The challenge we face is double: we have to contain the cost of in-kind contribution from the Domestic Agencies while restraining the spending of the ITER Organization.

As far as in-kind contributions are concerned, additional direct investments (ADI) and cost contingency are the most important issues presently under investigation.
 
In this perspective, we have begun looking into some of the technical issues pending. On a certain number of points, I have expressed my views quite clearly. I am strongly pushing to achieve reasonable consensus to eliminate the necessity of ELM control coils in ITER or the need to perform "cold tests" for the tokamak's superconducting magnets.

My objective, for the coming weeks, is to come up with a list of items and of their related cost-saving potential. The full cooperation and support of the seven Domestic Agencies is of course essential to this process.

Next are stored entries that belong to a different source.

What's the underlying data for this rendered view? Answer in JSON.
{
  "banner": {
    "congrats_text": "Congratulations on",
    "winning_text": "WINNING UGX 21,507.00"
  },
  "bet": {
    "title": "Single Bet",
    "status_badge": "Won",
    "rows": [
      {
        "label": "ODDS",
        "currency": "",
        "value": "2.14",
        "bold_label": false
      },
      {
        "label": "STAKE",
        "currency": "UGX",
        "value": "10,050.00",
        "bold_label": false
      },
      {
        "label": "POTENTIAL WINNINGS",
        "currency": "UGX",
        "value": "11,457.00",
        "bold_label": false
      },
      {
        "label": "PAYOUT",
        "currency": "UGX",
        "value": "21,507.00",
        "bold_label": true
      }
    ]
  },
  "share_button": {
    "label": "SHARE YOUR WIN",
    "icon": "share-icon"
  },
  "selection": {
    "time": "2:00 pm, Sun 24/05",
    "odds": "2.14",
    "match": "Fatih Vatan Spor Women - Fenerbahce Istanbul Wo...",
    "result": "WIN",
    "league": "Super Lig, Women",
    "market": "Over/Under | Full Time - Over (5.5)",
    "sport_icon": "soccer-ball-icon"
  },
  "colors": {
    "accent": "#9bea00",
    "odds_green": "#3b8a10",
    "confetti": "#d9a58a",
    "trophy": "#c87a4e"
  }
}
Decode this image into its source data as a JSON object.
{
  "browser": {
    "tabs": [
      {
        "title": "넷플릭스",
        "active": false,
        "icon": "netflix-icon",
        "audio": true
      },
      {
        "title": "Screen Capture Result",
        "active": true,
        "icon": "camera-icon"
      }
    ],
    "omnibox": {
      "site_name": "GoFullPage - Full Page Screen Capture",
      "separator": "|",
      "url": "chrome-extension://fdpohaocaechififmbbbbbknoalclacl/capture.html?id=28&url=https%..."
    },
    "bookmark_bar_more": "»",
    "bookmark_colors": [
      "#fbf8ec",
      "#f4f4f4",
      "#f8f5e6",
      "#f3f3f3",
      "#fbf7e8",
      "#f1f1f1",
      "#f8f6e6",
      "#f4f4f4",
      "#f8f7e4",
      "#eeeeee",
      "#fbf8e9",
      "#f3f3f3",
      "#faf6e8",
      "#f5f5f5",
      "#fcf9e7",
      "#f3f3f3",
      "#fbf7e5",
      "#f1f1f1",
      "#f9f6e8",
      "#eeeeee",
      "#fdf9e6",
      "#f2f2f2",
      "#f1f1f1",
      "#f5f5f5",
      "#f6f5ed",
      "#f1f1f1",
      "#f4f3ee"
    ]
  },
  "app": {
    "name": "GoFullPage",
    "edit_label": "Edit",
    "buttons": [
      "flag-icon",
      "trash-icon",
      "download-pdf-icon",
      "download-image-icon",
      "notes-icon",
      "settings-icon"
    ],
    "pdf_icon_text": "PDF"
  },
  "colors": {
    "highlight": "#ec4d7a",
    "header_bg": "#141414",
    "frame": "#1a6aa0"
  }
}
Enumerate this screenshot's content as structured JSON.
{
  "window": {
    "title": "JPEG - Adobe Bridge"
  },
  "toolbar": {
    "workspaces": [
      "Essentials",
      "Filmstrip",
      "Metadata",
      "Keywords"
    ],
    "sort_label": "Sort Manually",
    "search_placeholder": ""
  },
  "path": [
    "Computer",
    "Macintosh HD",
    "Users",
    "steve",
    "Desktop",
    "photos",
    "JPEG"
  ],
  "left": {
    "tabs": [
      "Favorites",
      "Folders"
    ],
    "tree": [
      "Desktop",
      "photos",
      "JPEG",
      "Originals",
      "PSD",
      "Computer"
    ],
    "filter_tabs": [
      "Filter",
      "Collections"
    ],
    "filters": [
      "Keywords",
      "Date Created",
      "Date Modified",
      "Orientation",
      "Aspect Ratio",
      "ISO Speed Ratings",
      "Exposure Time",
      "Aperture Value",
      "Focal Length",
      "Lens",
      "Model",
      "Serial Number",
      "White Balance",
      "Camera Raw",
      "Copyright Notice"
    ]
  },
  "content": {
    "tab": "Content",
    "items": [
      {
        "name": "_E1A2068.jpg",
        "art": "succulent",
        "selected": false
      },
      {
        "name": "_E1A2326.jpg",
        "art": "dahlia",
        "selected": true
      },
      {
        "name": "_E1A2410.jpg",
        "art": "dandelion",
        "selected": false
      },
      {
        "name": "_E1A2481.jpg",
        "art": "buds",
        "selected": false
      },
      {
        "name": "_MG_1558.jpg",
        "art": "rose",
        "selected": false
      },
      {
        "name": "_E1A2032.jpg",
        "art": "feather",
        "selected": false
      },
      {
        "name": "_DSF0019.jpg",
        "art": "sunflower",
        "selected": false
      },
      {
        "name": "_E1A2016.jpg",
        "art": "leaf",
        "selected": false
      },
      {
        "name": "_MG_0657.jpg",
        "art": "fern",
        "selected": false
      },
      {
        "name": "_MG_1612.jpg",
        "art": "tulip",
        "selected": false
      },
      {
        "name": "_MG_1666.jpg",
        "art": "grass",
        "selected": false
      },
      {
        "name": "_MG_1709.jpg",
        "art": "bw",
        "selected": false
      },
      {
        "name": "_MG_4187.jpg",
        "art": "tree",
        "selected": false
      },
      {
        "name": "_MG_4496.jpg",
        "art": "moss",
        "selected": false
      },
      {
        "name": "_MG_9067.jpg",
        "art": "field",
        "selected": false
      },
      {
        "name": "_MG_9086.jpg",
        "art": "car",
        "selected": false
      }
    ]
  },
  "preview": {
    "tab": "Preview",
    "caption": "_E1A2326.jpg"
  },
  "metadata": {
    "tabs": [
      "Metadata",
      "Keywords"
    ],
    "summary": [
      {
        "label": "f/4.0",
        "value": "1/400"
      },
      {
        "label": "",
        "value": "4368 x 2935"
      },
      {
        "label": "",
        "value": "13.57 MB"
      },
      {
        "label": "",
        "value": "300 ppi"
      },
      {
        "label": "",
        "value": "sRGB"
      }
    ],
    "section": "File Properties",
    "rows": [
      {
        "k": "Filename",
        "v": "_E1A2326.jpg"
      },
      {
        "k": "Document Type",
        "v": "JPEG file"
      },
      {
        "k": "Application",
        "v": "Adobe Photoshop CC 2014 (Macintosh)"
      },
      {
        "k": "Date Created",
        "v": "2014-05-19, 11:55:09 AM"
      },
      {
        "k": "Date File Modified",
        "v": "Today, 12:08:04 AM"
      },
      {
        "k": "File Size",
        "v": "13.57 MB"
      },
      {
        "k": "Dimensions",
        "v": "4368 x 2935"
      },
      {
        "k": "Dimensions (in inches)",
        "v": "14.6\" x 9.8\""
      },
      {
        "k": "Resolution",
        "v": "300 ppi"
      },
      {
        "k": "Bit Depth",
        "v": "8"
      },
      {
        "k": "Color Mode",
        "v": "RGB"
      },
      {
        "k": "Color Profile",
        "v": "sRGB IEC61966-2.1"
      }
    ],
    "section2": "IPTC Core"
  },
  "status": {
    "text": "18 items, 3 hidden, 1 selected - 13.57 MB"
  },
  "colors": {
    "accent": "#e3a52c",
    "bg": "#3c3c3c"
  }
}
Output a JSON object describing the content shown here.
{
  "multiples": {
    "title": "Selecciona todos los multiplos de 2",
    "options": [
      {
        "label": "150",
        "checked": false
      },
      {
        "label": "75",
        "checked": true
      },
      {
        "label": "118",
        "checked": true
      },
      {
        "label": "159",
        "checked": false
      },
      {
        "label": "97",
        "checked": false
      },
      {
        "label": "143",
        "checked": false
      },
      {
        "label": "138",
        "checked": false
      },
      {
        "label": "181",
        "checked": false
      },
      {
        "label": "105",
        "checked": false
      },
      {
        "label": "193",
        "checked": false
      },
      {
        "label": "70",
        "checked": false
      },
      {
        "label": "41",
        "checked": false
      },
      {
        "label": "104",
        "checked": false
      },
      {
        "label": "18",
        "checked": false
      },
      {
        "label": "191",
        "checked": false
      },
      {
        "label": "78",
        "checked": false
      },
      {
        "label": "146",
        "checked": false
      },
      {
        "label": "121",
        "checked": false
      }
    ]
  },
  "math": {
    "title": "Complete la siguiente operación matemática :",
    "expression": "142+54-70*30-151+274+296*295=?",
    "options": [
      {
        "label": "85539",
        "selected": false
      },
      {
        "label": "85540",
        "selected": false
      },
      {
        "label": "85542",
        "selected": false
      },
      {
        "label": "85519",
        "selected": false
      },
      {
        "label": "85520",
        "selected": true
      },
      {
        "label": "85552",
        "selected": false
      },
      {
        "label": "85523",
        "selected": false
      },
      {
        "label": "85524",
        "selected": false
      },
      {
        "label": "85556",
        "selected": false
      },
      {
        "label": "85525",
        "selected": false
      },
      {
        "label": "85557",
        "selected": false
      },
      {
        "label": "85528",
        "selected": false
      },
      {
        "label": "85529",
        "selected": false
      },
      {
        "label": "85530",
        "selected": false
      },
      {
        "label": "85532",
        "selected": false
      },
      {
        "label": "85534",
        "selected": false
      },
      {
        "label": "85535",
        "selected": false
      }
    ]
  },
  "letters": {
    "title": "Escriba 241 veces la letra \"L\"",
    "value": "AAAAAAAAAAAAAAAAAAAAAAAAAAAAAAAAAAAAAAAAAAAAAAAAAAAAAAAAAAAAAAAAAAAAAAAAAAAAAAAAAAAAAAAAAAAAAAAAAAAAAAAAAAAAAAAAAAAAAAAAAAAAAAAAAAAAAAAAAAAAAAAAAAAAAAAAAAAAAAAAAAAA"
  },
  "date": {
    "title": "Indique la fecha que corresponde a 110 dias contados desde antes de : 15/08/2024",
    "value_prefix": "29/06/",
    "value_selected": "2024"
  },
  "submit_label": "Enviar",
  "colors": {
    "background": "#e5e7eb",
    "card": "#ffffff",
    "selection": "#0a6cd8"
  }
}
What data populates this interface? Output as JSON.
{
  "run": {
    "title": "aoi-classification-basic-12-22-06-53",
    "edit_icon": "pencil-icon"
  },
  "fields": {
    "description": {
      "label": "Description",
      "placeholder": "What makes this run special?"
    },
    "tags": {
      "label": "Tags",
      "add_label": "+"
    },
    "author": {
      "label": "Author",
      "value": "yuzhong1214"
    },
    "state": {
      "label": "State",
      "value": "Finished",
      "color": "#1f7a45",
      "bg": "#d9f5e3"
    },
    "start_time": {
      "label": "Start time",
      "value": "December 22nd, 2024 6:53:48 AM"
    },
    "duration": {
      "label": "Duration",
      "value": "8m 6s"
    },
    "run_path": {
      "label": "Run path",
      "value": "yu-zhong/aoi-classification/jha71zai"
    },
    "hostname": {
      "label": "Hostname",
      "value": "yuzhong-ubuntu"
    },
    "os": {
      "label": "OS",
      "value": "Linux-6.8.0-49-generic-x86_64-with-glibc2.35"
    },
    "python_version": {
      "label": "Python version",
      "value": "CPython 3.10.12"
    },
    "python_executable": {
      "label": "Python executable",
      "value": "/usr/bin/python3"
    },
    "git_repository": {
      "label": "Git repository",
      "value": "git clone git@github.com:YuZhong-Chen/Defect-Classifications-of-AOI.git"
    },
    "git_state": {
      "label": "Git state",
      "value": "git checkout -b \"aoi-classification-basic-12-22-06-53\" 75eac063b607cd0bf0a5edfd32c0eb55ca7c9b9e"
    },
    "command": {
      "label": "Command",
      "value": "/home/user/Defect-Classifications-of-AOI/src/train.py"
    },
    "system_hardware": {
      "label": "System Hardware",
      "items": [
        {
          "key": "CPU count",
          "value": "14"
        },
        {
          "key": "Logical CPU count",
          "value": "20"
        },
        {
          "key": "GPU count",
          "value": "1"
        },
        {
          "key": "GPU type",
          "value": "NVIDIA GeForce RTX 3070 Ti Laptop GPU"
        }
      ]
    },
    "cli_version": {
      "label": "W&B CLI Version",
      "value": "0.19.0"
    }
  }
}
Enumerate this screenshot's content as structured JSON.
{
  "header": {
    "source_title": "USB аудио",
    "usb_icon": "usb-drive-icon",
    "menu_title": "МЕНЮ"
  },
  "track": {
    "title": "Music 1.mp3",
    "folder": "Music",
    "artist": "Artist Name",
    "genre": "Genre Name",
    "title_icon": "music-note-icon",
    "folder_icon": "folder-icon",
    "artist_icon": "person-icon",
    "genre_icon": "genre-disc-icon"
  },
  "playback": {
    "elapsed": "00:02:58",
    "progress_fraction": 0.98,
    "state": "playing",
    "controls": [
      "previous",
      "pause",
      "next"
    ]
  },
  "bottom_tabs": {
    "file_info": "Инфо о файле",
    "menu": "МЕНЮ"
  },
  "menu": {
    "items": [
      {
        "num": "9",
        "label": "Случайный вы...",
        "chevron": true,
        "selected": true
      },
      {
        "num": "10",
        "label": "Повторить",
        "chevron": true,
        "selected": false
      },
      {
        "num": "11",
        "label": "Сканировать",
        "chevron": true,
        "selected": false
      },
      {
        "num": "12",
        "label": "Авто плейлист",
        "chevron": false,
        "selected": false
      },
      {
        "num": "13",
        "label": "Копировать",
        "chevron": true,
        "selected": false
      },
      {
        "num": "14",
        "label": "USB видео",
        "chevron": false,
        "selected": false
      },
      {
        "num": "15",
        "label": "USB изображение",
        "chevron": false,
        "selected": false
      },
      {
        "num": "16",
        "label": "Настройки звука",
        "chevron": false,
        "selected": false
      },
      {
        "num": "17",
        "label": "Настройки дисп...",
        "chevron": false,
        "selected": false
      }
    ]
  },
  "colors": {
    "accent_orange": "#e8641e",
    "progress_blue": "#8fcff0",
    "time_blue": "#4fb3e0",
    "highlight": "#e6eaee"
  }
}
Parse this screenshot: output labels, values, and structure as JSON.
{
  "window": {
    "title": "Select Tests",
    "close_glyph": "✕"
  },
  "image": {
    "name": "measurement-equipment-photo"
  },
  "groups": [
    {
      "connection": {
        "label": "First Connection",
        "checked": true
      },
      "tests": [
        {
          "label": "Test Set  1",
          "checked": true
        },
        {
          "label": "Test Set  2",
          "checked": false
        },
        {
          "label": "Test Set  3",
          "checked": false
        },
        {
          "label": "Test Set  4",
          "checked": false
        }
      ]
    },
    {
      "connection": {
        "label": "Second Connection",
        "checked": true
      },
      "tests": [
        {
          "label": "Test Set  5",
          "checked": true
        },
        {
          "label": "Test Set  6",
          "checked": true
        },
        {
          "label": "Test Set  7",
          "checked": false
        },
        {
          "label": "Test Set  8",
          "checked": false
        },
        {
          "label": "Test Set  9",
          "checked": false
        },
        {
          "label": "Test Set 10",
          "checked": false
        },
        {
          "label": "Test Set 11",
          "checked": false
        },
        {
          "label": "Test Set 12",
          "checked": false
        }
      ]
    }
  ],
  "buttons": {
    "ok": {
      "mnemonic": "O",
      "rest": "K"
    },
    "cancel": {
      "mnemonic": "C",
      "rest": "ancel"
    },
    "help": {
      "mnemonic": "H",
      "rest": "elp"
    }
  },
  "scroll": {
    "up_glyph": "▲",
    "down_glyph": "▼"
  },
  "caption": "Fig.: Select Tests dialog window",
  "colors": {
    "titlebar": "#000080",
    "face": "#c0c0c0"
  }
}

As for us, the ITER Organization, we will only achieve cost efficiency by streamlining our structures and procedures.

This means that, while keeping the number of staff at its present level, we have to work, where possible, on reducing the cost of the external specialized services we rely upon.

We are now in the final process of reorganizing ITER staff and of redefining, where relevant, the jobs descriptions; by doing this, the role and mission of each and every one of us will be more clearly defined. We all know this is one of the keys to the better overall performance of our Organization.

I am also about to finalize my decisions on the newly established Project Management Group and ITER Organization-Domestic Agency Coordination Group which will be directly reporting to me. The strategic function of both groups will soon be defined and their members nominated.

We must not fear these changes. They are good for ITER, they are good for the future of fusion, and they are good for each and every one of us.